The council vote, which followed days of heated negotiations between the city, the Province of Alberta and Ottawa, means a Nov. 13 plebiscite will proceed as planned. But it also raised new questions about whether the three levels of government have committed enough public money to pay for the Games. In addition, it revealed deep divisions among city councillors, who voted 8-7 to kill the bid but fell short of the two-thirds majority required.
Calgarians will vote on a revised bid that includes nearly $300-million in cuts to the total public funding required.
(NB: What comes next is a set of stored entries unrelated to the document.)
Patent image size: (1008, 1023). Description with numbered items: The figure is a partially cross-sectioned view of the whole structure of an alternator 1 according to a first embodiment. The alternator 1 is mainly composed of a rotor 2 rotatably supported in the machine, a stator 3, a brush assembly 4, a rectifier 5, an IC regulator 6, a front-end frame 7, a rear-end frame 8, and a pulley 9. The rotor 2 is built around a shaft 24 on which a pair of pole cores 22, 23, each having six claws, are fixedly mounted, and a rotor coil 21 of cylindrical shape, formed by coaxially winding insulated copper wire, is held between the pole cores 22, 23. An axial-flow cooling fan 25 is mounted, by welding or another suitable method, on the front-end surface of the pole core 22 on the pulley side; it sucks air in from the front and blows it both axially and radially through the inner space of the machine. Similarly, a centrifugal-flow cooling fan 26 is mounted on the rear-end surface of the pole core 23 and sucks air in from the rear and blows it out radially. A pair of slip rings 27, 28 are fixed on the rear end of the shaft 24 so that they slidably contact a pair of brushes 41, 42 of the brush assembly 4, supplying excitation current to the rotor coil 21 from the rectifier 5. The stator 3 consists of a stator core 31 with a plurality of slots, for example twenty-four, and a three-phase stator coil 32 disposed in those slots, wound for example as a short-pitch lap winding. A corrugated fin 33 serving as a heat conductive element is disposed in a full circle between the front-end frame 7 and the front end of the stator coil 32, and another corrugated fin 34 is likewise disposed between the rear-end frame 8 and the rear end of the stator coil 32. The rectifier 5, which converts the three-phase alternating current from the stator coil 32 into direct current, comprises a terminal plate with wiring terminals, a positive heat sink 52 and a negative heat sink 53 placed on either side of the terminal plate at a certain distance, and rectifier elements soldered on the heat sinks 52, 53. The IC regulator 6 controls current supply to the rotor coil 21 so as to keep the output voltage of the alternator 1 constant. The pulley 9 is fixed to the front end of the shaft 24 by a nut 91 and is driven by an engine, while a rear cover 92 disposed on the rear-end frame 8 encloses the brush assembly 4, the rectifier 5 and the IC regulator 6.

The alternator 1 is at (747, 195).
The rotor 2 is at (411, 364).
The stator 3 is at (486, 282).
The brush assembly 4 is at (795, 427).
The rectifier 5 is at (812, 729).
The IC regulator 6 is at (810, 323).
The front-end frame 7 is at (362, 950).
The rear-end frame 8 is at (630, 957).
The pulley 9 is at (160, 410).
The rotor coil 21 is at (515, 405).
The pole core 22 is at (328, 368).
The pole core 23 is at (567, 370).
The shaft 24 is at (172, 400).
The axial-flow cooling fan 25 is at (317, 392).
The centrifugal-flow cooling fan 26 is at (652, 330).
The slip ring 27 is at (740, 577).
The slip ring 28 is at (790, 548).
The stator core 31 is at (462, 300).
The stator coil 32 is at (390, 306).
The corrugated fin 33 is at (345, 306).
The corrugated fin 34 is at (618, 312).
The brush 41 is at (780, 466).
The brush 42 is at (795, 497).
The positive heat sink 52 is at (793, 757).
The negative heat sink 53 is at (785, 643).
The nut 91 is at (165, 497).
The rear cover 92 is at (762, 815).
Mayor Naheed Nenshi, who voted to continue with the bid, said it was important for Calgarians to deliver a verdict on whether they want the Olympics. “This is an incredibly good deal. After all that sausage-making, the sausage that came out of it is amazing,” he told reporters on Wednesday evening.
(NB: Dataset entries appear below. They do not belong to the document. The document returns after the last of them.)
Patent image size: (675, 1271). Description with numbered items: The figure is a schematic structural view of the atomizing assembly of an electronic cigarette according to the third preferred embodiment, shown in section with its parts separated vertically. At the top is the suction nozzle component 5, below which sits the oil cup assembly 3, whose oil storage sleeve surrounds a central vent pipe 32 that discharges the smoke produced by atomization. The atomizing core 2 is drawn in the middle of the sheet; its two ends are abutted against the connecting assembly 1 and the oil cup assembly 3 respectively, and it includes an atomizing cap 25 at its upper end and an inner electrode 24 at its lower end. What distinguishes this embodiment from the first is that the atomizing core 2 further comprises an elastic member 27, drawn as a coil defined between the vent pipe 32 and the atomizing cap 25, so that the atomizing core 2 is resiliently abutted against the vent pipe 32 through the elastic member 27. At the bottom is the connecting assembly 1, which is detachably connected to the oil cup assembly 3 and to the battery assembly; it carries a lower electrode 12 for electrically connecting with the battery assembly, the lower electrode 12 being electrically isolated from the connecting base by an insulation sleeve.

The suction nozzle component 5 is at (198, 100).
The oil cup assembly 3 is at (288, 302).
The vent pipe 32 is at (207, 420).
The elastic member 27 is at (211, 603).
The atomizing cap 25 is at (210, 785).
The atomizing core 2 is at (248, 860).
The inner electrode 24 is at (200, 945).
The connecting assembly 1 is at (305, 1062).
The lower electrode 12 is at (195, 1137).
The funding proposal, which still requires significant negotiation, is based on a revised budget that would require $2.875-billion in public funding from all three levels of government, down from about $3-billion. Cuts to the budget are largely related to security and the cancellation of nearly one-third of the planned housing for participants, which was meant to inject new affordable housing as one of the legacies of the proposed Games.
The federal government had previously committed $1.5-billion, but only if the money was matched by the province and the city − a requirement of a long-standing federal sport policy that was in place for the 2010 Olympics in Vancouver and the 2015 Pan American Games in Toronto. Alberta has already committed $700-million and the city had said it could not make up the difference.
Under the new agreement, the federal government would provide $1.423-billion and the province would keep its funding level the same. The City of Calgary would provide $390-million in cash and an additional $150-million from previously planned municipal spending. Guarantees for cost overruns to the tune of $200-million would also be part of its total contribution, all of which would count toward the federal government’s cost-matching formula. The proposal allows the city to claim a significantly higher contribution without actually spending more money in order to unlock that matching funding from Ottawa.
The city’s manager warned that it’s still unclear if the city can secure a $200-million insurance policy as a form of guarantee to guard against cost overruns. Mary Moran, the chief executive of Calgary’s Olympic bid corporation, said a further $200-million in savings may need to be found if the search for an insurance policy fails.
After details of the financial agreement became public on Tuesday, Mr. Nenshi said he had conversations with Calgarians and explained that the funding plan would be complicated and that council would be divided. He said he was told by voters: “Don’t condescend. Give us the deal, let us look at it and let us vote.”
Councillor Evan Woolley, the chair of the council’s Olympic bid committee, was one of the strongest voices against continuing with the pursuit of the Games. “A whole litany of questions remains unanswered today,” he said after the vote.
A day earlier, several councillors indicated they would vote to end the bid unless a funding agreement was in place before the council vote. During Wednesday’s council meeting, a majority of councillors said they were uneasy with the funding framework reached at the last minute. Other councillors warned that if the city goes ahead with the Olympics, it will be unable to spend significant money on anything else for years and risks a downgrade of the city’s credit rating.
After council’s decision to go forward with the plebiscite on the reduced bid, Ms. Moran acknowledged that her team would be presenting a “very complicated deal” to people with little time to convince them of its merits. However, she said she was happy to see the bid survive.
If Calgary stays in the running, it would be competing against Stockholm and an Italian bid involving Cortina D’Ampezzo and Milan. The International Olympic Committee will select a winning bid next year.